In the summer of 2005, he moved into a closet at an uncle’s house, in Hoboken. He got a job at Aix, a French restaurant on the Upper West Side, where he served asparagus to Tony Kushner. He was as good at waiting tables as he was at selling vacuums. “I’d never heard of broccoli rabe,” he said ruefully. Juilliard was a shock. He’d gone from firing mortars to pretending to be a penguin in improv exercises. He was disdainful of civilian life, sneering at classmates who wore their shirts untucked or arrived late to class. One time, he snapped so sharply at a student who had used his yoga mat that he reduced the guy to tears. “I was, like, I gotta be better at communicating,” he said. He holed up at the performing-arts library and read plays by David Mamet and John Patrick Shanley, and found that drama helped him express his roiling emotions.

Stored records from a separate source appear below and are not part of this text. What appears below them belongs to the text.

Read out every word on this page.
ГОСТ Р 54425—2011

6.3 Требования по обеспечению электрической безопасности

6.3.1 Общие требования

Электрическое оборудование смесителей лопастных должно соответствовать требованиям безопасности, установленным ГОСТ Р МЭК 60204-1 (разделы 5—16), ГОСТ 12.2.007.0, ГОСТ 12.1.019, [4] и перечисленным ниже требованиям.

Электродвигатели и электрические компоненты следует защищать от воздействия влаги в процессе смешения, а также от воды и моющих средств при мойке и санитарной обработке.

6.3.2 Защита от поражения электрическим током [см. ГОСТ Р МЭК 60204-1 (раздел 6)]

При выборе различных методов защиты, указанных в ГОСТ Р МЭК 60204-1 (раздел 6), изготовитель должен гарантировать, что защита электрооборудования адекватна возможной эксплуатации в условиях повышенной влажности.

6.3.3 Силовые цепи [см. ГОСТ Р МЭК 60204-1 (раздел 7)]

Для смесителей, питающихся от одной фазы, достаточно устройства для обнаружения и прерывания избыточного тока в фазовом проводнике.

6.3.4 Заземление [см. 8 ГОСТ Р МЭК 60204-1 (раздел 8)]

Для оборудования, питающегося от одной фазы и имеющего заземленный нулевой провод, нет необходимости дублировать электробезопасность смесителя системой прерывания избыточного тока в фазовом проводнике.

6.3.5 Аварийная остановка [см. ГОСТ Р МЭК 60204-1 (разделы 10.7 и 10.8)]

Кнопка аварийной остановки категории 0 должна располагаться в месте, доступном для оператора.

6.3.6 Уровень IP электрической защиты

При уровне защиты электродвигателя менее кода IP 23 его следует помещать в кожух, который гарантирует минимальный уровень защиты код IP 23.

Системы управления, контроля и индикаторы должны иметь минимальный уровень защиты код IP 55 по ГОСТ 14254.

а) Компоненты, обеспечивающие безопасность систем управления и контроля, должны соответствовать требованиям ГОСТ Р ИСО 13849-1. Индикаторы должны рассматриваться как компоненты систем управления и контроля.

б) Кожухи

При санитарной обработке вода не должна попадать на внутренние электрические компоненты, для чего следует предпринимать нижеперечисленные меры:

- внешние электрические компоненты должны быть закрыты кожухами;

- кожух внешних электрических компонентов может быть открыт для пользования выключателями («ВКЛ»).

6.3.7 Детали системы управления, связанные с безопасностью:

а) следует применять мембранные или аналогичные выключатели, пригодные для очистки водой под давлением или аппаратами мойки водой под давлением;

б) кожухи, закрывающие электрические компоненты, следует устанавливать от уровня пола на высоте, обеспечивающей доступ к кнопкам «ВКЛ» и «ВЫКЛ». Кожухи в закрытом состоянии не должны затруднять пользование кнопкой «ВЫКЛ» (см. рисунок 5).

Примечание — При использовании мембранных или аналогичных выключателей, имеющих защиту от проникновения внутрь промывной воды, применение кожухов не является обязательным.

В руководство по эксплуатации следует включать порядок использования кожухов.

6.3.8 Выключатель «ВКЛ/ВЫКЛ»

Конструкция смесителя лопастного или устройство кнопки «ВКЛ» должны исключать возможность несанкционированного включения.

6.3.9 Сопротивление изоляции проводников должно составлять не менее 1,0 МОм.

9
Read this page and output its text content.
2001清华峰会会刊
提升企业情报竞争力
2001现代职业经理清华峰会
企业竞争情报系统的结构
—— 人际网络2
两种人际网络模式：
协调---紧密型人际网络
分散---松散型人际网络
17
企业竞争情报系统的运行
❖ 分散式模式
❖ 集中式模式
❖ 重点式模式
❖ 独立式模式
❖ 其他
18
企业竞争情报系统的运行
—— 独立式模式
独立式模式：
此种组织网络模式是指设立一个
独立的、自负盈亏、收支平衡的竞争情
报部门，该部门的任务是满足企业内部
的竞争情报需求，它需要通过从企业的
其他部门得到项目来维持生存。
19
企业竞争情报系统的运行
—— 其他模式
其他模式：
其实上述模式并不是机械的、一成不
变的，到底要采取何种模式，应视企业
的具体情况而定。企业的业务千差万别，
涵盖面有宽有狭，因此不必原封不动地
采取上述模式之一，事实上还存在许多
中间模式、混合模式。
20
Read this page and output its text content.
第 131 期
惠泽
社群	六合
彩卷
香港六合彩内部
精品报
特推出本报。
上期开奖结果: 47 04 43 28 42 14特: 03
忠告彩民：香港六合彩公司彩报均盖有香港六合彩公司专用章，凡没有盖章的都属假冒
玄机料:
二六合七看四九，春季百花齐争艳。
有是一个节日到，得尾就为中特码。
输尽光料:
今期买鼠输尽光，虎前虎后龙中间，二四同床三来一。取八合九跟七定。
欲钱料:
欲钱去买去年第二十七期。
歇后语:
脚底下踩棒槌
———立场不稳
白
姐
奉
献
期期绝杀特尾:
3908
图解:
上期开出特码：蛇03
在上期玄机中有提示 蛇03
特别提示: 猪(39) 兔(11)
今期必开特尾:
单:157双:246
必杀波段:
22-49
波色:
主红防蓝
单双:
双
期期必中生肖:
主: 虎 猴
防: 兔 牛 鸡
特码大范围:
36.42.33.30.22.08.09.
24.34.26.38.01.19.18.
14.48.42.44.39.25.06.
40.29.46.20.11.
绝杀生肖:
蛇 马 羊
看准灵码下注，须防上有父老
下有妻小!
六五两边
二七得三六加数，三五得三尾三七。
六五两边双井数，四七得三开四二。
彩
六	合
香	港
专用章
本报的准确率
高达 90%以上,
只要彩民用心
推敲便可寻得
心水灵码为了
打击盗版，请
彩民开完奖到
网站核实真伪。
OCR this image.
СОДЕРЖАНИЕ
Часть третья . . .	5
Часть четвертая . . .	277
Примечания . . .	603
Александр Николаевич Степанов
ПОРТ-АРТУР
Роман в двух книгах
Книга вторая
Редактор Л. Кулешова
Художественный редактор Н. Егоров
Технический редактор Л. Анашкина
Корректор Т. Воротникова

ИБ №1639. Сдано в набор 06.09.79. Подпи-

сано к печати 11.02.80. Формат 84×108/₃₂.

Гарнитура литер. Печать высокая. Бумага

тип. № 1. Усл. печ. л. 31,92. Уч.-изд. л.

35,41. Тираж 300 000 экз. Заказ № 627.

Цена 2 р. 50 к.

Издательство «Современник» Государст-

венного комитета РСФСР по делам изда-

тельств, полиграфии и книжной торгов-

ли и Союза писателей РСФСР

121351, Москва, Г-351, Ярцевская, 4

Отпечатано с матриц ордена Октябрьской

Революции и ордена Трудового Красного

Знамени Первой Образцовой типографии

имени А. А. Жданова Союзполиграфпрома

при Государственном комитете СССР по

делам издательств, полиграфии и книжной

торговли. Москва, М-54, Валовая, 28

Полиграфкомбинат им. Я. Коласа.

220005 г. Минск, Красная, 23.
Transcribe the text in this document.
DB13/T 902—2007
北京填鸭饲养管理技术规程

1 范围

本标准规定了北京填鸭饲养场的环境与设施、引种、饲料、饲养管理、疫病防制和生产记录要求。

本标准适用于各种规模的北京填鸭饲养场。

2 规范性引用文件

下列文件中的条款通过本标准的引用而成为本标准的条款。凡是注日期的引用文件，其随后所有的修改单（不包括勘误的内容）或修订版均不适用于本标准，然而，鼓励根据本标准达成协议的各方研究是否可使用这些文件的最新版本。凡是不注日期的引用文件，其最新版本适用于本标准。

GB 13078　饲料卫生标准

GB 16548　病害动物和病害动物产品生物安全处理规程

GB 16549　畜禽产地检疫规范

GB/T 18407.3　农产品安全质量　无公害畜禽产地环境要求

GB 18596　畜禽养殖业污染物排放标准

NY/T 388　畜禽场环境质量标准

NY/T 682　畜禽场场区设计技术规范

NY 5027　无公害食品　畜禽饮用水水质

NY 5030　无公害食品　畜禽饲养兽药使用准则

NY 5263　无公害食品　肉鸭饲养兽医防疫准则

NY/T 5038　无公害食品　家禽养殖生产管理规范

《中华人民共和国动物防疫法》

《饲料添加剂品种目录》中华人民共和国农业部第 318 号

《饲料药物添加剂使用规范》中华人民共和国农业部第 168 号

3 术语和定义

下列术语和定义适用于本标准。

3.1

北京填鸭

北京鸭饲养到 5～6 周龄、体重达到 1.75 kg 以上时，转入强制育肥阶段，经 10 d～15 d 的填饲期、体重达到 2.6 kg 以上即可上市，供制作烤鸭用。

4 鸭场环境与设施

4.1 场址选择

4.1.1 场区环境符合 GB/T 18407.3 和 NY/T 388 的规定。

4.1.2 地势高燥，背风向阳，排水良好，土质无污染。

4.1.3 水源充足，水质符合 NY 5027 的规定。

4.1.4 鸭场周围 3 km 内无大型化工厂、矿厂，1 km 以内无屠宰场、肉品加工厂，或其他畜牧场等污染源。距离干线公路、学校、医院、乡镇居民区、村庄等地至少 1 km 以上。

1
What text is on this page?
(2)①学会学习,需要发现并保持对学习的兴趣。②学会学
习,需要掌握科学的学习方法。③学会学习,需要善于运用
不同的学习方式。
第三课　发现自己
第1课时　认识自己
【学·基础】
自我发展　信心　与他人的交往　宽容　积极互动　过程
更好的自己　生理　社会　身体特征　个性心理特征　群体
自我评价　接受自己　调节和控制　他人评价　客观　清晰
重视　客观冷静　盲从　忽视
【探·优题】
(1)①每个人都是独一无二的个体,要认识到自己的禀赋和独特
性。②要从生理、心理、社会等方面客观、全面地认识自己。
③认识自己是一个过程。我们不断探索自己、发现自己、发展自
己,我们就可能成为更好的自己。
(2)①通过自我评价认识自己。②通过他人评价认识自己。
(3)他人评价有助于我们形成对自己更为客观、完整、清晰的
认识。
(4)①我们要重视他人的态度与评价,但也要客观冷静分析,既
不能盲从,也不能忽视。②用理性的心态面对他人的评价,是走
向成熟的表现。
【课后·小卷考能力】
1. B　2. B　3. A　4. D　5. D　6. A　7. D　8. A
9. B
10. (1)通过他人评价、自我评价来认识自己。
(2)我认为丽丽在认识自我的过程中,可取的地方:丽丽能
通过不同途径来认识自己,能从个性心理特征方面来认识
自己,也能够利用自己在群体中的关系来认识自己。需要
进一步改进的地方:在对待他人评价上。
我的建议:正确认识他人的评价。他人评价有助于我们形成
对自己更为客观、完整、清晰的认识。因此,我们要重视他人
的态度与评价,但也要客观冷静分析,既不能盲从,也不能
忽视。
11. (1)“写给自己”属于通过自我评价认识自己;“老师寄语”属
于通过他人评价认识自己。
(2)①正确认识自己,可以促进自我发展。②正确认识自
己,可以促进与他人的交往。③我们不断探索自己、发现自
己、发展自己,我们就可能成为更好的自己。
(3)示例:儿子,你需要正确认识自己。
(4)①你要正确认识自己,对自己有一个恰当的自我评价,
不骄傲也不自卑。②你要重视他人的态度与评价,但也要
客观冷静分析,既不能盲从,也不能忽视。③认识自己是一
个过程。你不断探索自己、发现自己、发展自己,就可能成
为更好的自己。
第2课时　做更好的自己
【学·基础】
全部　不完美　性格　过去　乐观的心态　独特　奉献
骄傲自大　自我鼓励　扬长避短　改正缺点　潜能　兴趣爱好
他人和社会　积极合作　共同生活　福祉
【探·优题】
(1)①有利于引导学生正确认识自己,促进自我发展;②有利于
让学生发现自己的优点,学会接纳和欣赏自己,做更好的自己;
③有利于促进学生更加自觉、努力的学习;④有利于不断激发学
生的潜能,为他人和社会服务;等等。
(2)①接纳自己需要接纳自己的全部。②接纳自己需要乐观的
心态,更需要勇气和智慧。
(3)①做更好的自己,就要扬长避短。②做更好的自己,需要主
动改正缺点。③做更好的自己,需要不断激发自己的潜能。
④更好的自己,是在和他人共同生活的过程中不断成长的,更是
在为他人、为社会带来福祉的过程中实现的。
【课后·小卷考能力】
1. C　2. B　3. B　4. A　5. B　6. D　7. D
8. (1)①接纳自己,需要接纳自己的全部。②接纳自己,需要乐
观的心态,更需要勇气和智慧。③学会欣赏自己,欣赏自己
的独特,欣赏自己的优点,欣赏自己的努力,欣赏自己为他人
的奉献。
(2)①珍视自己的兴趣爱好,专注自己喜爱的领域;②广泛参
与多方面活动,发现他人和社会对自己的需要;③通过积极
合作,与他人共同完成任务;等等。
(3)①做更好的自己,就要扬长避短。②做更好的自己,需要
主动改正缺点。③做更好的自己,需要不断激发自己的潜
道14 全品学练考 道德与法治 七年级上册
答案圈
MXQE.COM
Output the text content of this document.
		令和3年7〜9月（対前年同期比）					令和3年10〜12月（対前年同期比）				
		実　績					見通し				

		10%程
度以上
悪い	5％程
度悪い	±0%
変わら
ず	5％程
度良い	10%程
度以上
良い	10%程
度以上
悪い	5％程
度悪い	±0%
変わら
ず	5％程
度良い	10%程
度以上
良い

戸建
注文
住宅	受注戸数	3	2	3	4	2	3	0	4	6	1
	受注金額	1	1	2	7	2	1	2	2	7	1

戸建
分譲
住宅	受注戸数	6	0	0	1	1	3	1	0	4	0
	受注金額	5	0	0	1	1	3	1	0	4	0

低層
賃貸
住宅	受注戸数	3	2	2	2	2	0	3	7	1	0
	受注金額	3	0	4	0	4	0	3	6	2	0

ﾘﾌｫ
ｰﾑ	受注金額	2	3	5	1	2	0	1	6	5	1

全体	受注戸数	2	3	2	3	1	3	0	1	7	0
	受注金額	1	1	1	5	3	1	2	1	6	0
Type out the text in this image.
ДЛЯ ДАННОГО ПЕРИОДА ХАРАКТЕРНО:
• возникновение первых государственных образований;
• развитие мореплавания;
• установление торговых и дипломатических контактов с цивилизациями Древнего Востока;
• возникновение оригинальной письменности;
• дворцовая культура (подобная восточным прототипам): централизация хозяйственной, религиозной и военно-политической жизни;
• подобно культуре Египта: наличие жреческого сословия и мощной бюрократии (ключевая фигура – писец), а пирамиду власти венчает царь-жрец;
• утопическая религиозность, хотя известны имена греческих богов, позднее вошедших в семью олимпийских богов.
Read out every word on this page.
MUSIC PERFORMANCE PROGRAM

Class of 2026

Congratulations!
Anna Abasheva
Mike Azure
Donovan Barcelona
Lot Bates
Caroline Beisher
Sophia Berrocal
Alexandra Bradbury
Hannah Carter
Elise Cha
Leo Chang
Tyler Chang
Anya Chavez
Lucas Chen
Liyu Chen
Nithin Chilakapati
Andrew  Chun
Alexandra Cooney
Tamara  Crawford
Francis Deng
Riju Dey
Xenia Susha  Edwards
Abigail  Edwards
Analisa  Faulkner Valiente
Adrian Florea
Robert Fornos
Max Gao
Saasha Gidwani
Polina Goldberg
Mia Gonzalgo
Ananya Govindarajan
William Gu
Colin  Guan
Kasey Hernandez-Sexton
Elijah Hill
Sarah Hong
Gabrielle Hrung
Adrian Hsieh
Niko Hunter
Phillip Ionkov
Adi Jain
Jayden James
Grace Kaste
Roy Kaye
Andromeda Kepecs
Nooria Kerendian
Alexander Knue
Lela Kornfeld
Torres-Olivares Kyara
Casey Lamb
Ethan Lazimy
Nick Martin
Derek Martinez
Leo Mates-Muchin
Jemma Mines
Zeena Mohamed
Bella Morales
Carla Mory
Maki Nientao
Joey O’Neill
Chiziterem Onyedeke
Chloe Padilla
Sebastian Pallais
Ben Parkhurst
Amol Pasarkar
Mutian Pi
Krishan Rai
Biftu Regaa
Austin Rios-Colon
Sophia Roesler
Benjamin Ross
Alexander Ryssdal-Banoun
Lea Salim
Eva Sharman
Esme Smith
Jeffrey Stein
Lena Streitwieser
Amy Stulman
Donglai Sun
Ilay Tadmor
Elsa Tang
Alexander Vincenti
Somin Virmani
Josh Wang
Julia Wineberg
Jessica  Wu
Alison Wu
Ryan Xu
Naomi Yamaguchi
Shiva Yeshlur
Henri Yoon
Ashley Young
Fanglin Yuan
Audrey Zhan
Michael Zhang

His classmates were mystified by the hulking ex-marine. Gabriel Ebert, who later won a Tony Award for his role in “Matilda the Musical,” recalled their 9 a.m. movement classes: “I probably got there at eight-forty-five to stretch, and Adam was already in a full sweat, like he’d been there for at least an hour working out. He brought a discipline to his physical prowess that most of us didn’t learn until well into our second year.” Driver and Ebert got an apartment in Queens, and Driver would run five miles to school every day. He did pushups by the hundreds in the hallways and ate six eggs for breakfast (minus four of the yolks) and an entire chicken, from Balducci’s, for lunch.
Driver met Joanne Tucker, a classmate, during his first year. “She read a lot of books, knew a lot of shit,” he said. “She was very composed.” Her family lived in Waterside Plaza, in Murray Hill, and Driver would go over and eat all their cereal. Feldman, who, in 2013, officiated at their wedding, told me that Tucker didn’t stand for Driver’s holier-than-thou attitude: “She doesn’t take any nonsense.”
Acting wasn’t entirely different from military life: both required a team effort and a sense of mission. But when Driver saw his marine buddies he would poke fun at his cushy new life, ashamed that he hadn’t joined them overseas. In his third year, he and Tucker started Arts in the Armed Forces. At Camp Pendleton, the “mandatory fun” had included a skateboarding show and a trivia game in which you could win a date with a cheerleader. (The “date” was a stroll around the parade deck.) “Even at the time, I was, like, This is nice, but it’s playing to the lowest common denominator,” Driver said. He wanted to bring the troops something smarter, and show them that theatre didn’t necessarily mean men in tights. Feldman told me, “Adam was always trying to unite these two aspects of his life that seem to us in contemporary America so contradictory: how can you be a soldier—a marine, of all things—and an artist?”
Driver appealed to the U.S.O., but was told that the military demographic wouldn’t be interested in plays, so he went to Juilliard’s president for funding and solicited alumni to participate. In January, 2008, he returned to Camp Pendleton for AITAF’s inaugural show, along with Ebert, Juilliard graduates including Laura Linney, and Jon Batiste, a jazz student from the music division (he is now the bandleader for “The Late Show with Stephen Colbert”). Ebert recalled, “Jon and I stood in front of a grocery store at Camp Pendleton and handed out flyers for hours. ‘Hey, you want to see some monologues? You want to see some jazz?’ ” Around a hundred people showed up—the competition was the college-football championship—and watched monologues by Danny Hoch and Lanford Wilson, under a marquee that read “Juilliard Performance: Adults Only.”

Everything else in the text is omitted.